A walk through the bazaars of Jaipur on a winter afternoon and it is a visual delight – a kaleidoscope of cheerful colours, a vignette of simple things of life, bright innocent and happy. There is it, a constellation of non-descript shops selling jootis, embellished lovingly with threads in an explosion of hues – carnation pinks, copper sulphate blues, luminous greens. And there, an indisciplined row of rickety stalls offering kites and spindles, the kites in a riot of look-at-me colours, proudly flaunting their patterns, an eclectic mix of chappan chhuris, chand taras, tirangas to name but a few. Then the sunless lane that houses the spice market, the loud yellows of turmeric in raucous disagreement with the violent reds of the chillies.
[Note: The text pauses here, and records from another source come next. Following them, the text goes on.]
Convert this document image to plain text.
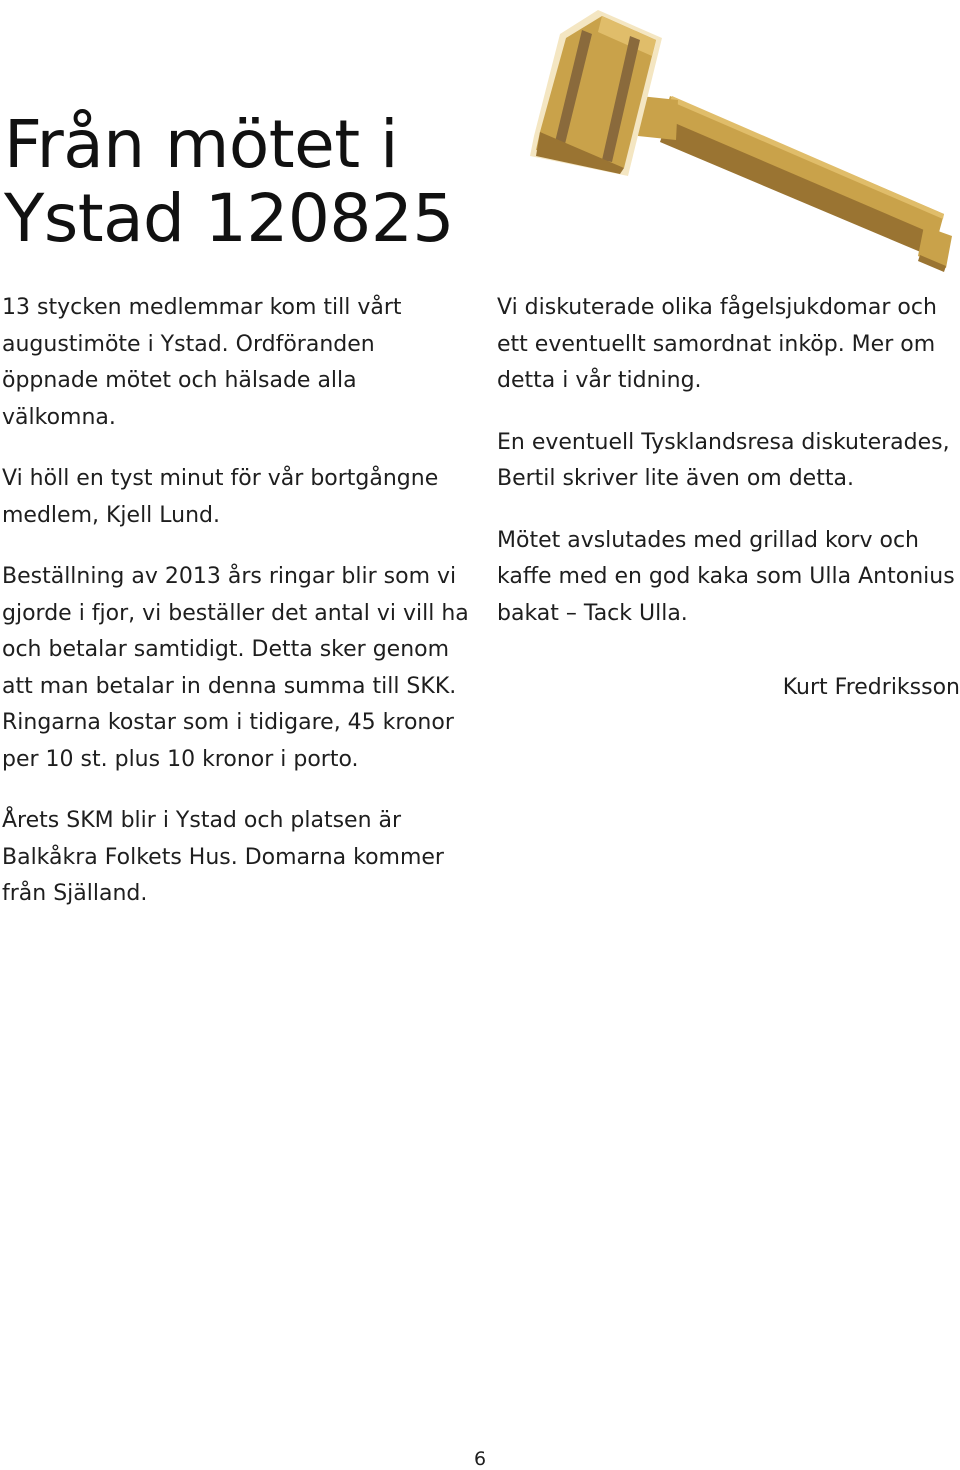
Från mötet i
Ystad 120825

13 stycken medlemmar kom till vårt
augustimöte i Ystad. Ordföranden
öppnade mötet och hälsade alla
välkomna.

Vi höll en tyst minut för vår bortgångne
medlem, Kjell Lund.

Beställning av 2013 års ringar blir som vi
gjorde i fjor, vi beställer det antal vi vill ha
och betalar samtidigt. Detta sker genom
att man betalar in denna summa till SKK.
Ringarna kostar som i tidigare, 45 kronor
per 10 st. plus 10 kronor i porto.

Årets SKM blir i Ystad och platsen är
Balkåkra Folkets Hus. Domarna kommer
från Själland.

Vi diskuterade olika fågelsjukdomar och
ett eventuellt samordnat inköp. Mer om
detta i vår tidning.

En eventuell Tysklandsresa diskuterades,
Bertil skriver lite även om detta.

Mötet avslutades med grillad korv och
kaffe med en god kaka som Ulla Antonius
bakat – Tack Ulla.

Kurt Fredriksson
6
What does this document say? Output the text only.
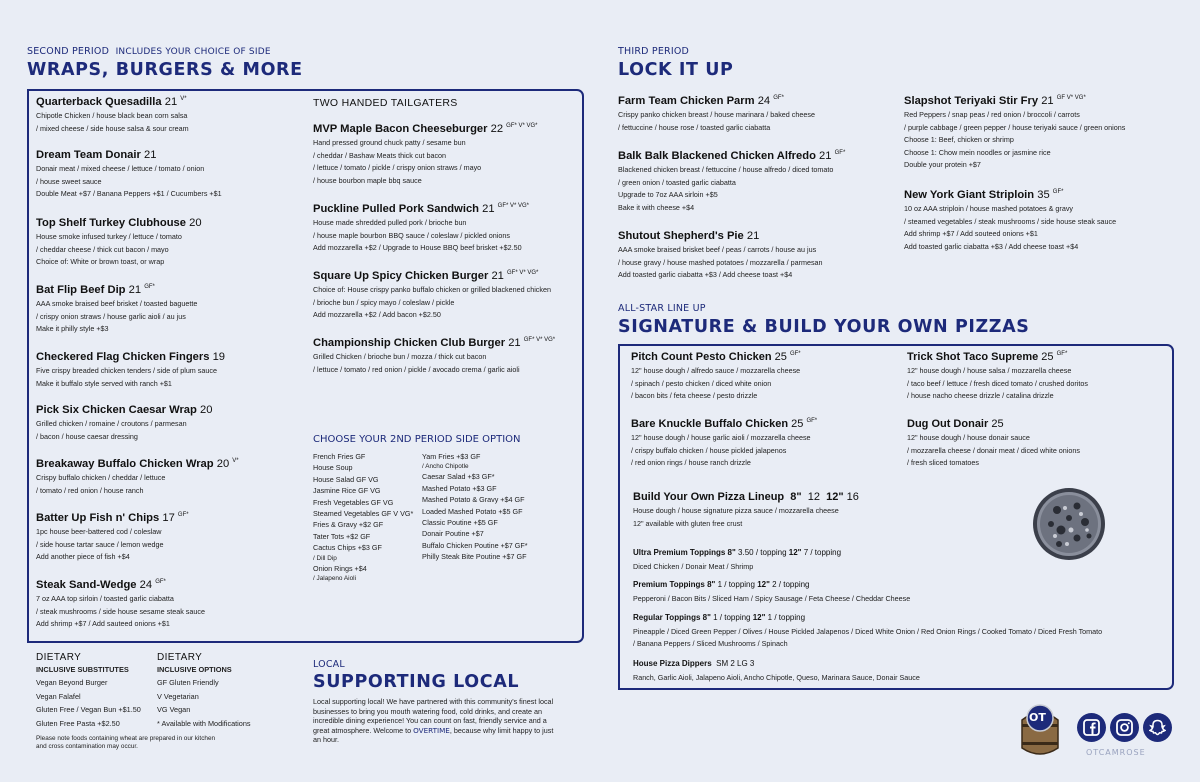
SECOND PERIOD INCLUDES YOUR CHOICE OF SIDE
WRAPS, BURGERS & MORE
Quarterback Quesadilla 21 $^{V*}$
Chipotle Chicken / house black bean corn salsa
/ mixed cheese / side house salsa & sour cream
Dream Team Donair 21
Donair meat / mixed cheese / lettuce / tomato / onion
/ house sweet sauce
Double Meat +$7 / Banana Peppers +$1 / Cucumbers +$1
Top Shelf Turkey Clubhouse 20
House smoke infused turkey / lettuce / tomato
/ cheddar cheese / thick cut bacon / mayo
Choice of: White or brown toast, or wrap
Bat Flip Beef Dip 21 $^{GF*}$
AAA smoke braised beef brisket / toasted baguette
/ crispy onion straws / house garlic aioli / au jus
Make it philly style +$3
Checkered Flag Chicken Fingers 19
Five crispy breaded chicken tenders / side of plum sauce
Make it buffalo style served with ranch +$1
Pick Six Chicken Caesar Wrap 20
Grilled chicken / romaine / croutons / parmesan
/ bacon / house caesar dressing
Breakaway Buffalo Chicken Wrap 20 $^{V*}$
Crispy buffalo chicken / cheddar / lettuce
/ tomato / red onion / house ranch
Batter Up Fish n' Chips 17 $^{GF*}$
1pc house beer-battered cod / coleslaw
/ side house tartar sauce / lemon wedge
Add another piece of fish +$4
Steak Sand-Wedge 24 $^{GF*}$
7 oz AAA top sirloin / toasted garlic ciabatta
/ steak mushrooms / side house sesame steak sauce
Add shrimp +$7 / Add sauteed onions +$1
TWO HANDED TAILGATERS
MVP Maple Bacon Cheeseburger 22 $^{GF* V* VG*}$
Hand pressed ground chuck patty / sesame bun
/ cheddar / Bashaw Meats thick cut bacon
/ lettuce / tomato / pickle / crispy onion straws / mayo
/ house bourbon maple bbq sauce
Puckline Pulled Pork Sandwich 21 $^{GF* V* VG*}$
House made shredded pulled pork / brioche bun
/ house maple bourbon BBQ sauce / coleslaw / pickled onions
Add mozzarella +$2 / Upgrade to House BBQ beef brisket +$2.50
Square Up Spicy Chicken Burger 21 $^{GF* V* VG*}$
Choice of: House crispy panko buffalo chicken or grilled blackened chicken
/ brioche bun / spicy mayo / coleslaw / pickle
Add mozzarella +$2 / Add bacon +$2.50
Championship Chicken Club Burger 21 $^{GF* V* VG*}$
Grilled Chicken / brioche bun / mozza / thick cut bacon
/ lettuce / tomato / red onion / pickle / avocado crema / garlic aioli
CHOOSE YOUR 2ND PERIOD SIDE OPTION
French Fries GF
House Soup
House Salad GF VG
Jasmine Rice GF VG
Fresh Vegetables GF VG
Steamed Vegetables GF V VG*
Fries & Gravy +$2 GF
Tater Tots +$2 GF
Cactus Chips +$3 GF
/ Dill Dip
Onion Rings +$4
/ Jalapeno Aioli
Yam Fries +$3 GF
/ Ancho Chipotle
Caesar Salad +$3 GF*
Mashed Potato +$3 GF
Mashed Potato & Gravy +$4 GF
Loaded Mashed Potato +$5 GF
Classic Poutine +$5 GF
Donair Poutine +$7
Buffalo Chicken Poutine +$7 GF*
Philly Steak Bite Poutine +$7 GF
DIETARY
INCLUSIVE SUBSTITUTES
Vegan Beyond Burger
Vegan Falafel
Gluten Free / Vegan Bun +$1.50
Gluten Free Pasta +$2.50
DIETARY
INCLUSIVE OPTIONS
GF Gluten Friendly
V Vegetarian
VG Vegan
* Available with Modifications
Please note foods containing wheat are prepared in our kitchen
and cross contamination may occur.
LOCAL
SUPPORTING LOCAL
Local supporting local! We have partnered with this community's finest local
businesses to bring you mouth watering food, cold drinks, and create an
incredible dining experience! You can count on fast, friendly service and a
great atmosphere. Welcome to OVERTIME, because why limit happy to just
an hour.
THIRD PERIOD
LOCK IT UP
Farm Team Chicken Parm 24 $^{GF*}$
Crispy panko chicken breast / house marinara / baked cheese
/ fettuccine / house rose / toasted garlic ciabatta
Balk Balk Blackened Chicken Alfredo 21 $^{GF*}$
Blackened chicken breast / fettuccine / house alfredo / diced tomato
/ green onion / toasted garlic ciabatta
Upgrade to 7oz AAA sirloin +$5
Bake it with cheese +$4
Shutout Shepherd's Pie 21
AAA smoke braised brisket beef / peas / carrots / house au jus
/ house gravy / house mashed potatoes / mozzarella / parmesan
Add toasted garlic ciabatta +$3 / Add cheese toast +$4
Slapshot Teriyaki Stir Fry 21 $^{GF V* VG*}$
Red Peppers / snap peas / red onion / broccoli / carrots
/ purple cabbage / green pepper / house teriyaki sauce / green onions
Choose 1: Beef, chicken or shrimp
Choose 1: Chow mein noodles or jasmine rice
Double your protein +$7
New York Giant Striploin 35 $^{GF*}$
10 oz AAA striploin / house mashed potatoes & gravy
/ steamed vegetables / steak mushrooms / side house steak sauce
Add shrimp +$7 / Add souteed onions +$1
Add toasted garlic ciabatta +$3 / Add cheese toast +$4
ALL-STAR LINE UP
SIGNATURE & BUILD YOUR OWN PIZZAS
Pitch Count Pesto Chicken 25 $^{GF*}$
12" house dough / alfredo sauce / mozzarella cheese
/ spinach / pesto chicken / diced white onion
/ bacon bits / feta cheese / pesto drizzle
Bare Knuckle Buffalo Chicken 25 $^{GF*}$
12" house dough / house garlic aioli / mozzarella cheese
/ crispy buffalo chicken / house pickled jalapenos
/ red onion rings / house ranch drizzle
Trick Shot Taco Supreme 25 $^{GF*}$
12" house dough / house salsa / mozzarella cheese
/ taco beef / lettuce / fresh diced tomato / crushed doritos
/ house nacho cheese drizzle / catalina drizzle
Dug Out Donair 25
12" house dough / house donair sauce
/ mozzarella cheese / donair meat / diced white onions
/ fresh sliced tomatoes
Build Your Own Pizza Lineup 8" 12 12" 16
House dough / house signature pizza sauce / mozzarella cheese
12" available with gluten free crust
Ultra Premium Toppings 8" 3.50 / topping 12" 7 / topping
Diced Chicken / Donair Meat / Shrimp
Premium Toppings 8" 1 / topping 12" 2 / topping
Pepperoni / Bacon Bits / Sliced Ham / Spicy Sausage / Feta Cheese / Cheddar Cheese
Regular Toppings 8" 1 / topping 12" 1 / topping
Pineapple / Diced Green Pepper / Olives / House Pickled Jalapenos / Diced White Onion / Red Onion Rings / Cooked Tomato / Diced Fresh Tomato
/ Banana Peppers / Sliced Mushrooms / Spinach
House Pizza Dippers SM 2 LG 3
Ranch, Garlic Aioli, Jalapeno Aioli, Ancho Chipotle, Queso, Marinara Sauce, Donair Sauce
OT
OTCAMROSE
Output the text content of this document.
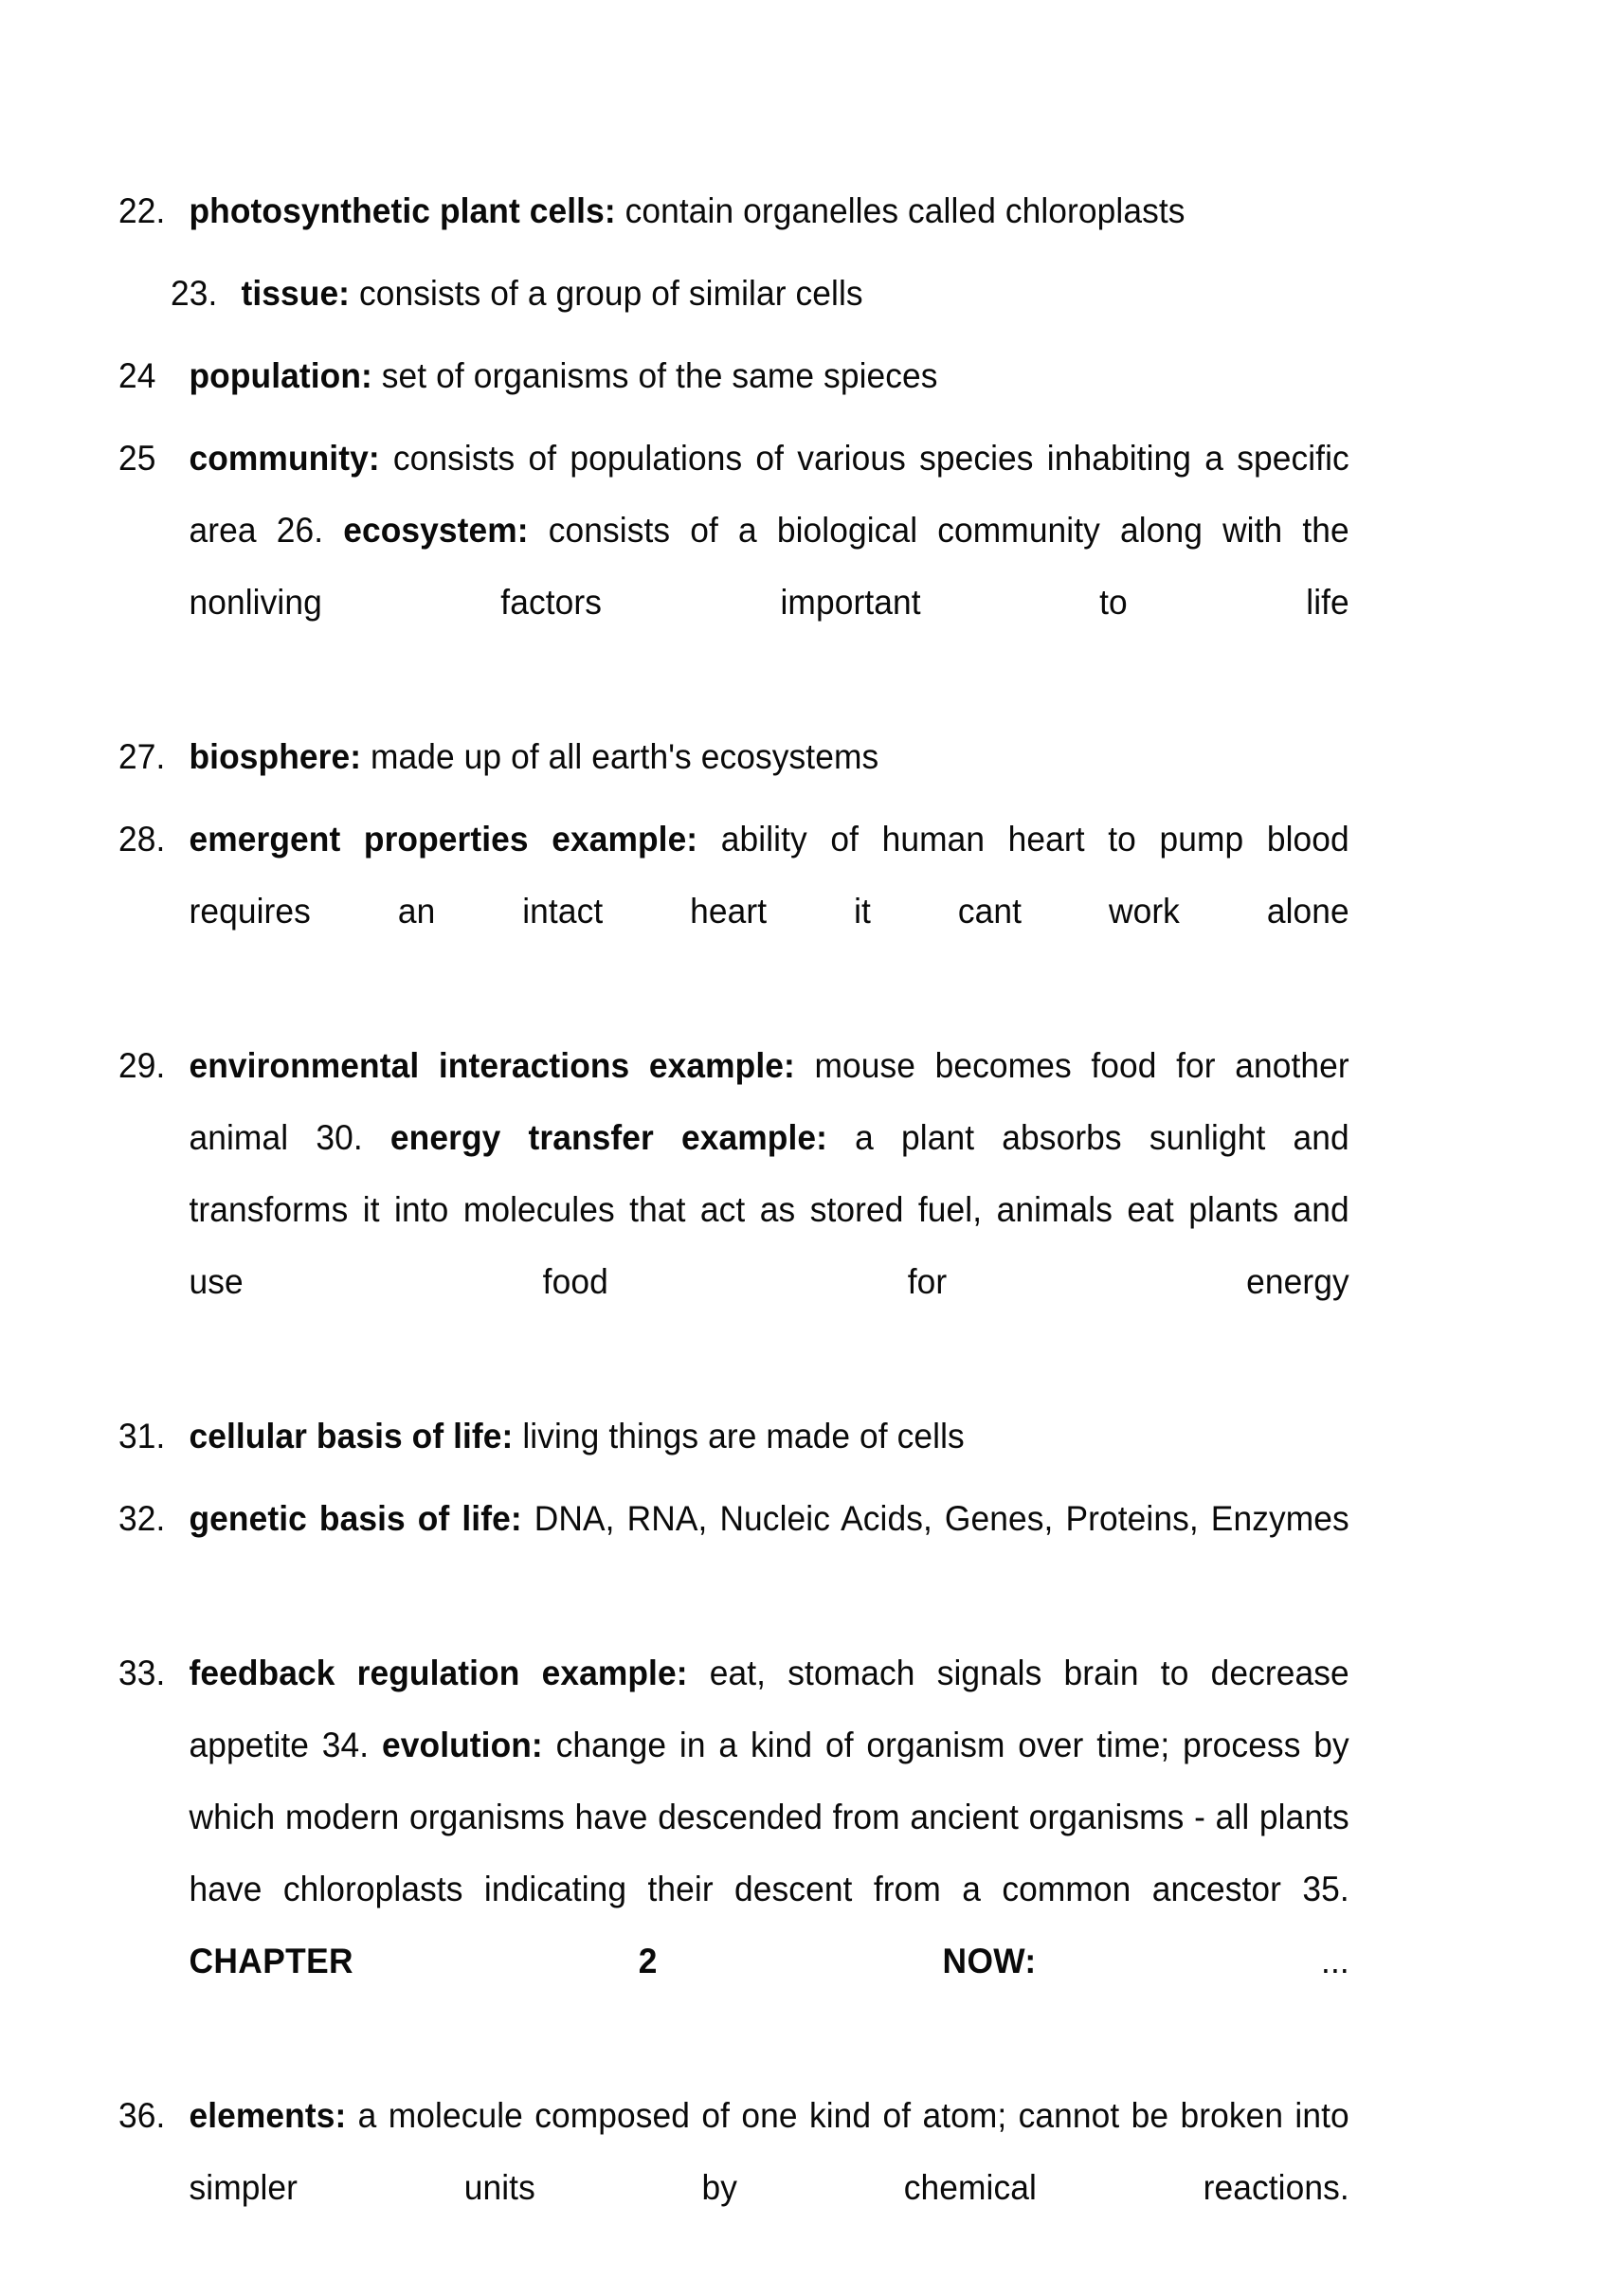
22. photosynthetic plant cells: contain organelles called chloroplasts
23. tissue: consists of a group of similar cells
24 population: set of organisms of the same spieces
25 community: consists of populations of various species inhabiting a specific area 26. ecosystem: consists of a biological community along with the nonliving factors important to life
27. biosphere: made up of all earth's ecosystems
28. emergent properties example: ability of human heart to pump blood requires an intact heart it cant work alone
29. environmental interactions example: mouse becomes food for another animal 30. energy transfer example: a plant absorbs sunlight and transforms it into molecules that act as stored fuel, animals eat plants and use food for energy
31. cellular basis of life: living things are made of cells
32. genetic basis of life: DNA, RNA, Nucleic Acids, Genes, Proteins, Enzymes
33. feedback regulation example: eat, stomach signals brain to decrease appetite 34. evolution: change in a kind of organism over time; process by which modern organisms have descended from ancient organisms - all plants have chloroplasts indicating their descent from a common ancestor 35. CHAPTER 2 NOW: ...
36. elements: a molecule composed of one kind of atom; cannot be broken into simpler units by chemical reactions.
The alley of the silversmiths, on display small boxes of silver in a motley of shapes, squares, rectangles, paisleys, diamonds, the mute gloss of silver, some blemished by a kiss of air, adorned with intricate meena work in a spectrum of electric blues and luscious greens. The moss – smothered brick wall from where hang the puppets, man and wife in their vibrant red – green attires, they spring to life with the tug of strings and then drop to lifelessness again.
And the Bandhnis.
A humble ball to start with. In no way inspiring. Impatience. Cynicism. And then a tug. A firm twist. A pull and a stretch by two helpers. A couple of vigorous flaps. Millions of tiny threads fly out. In anger. And the full nine yards reveals itself in all its glory. A feast of colours. Precise involved designs. A marriage of sharp contrasts, a blue wedded to a sublime pink. Or green to vermillion orange. It’s a theater, a metamorphosis that unfolds under your awestruck eyes.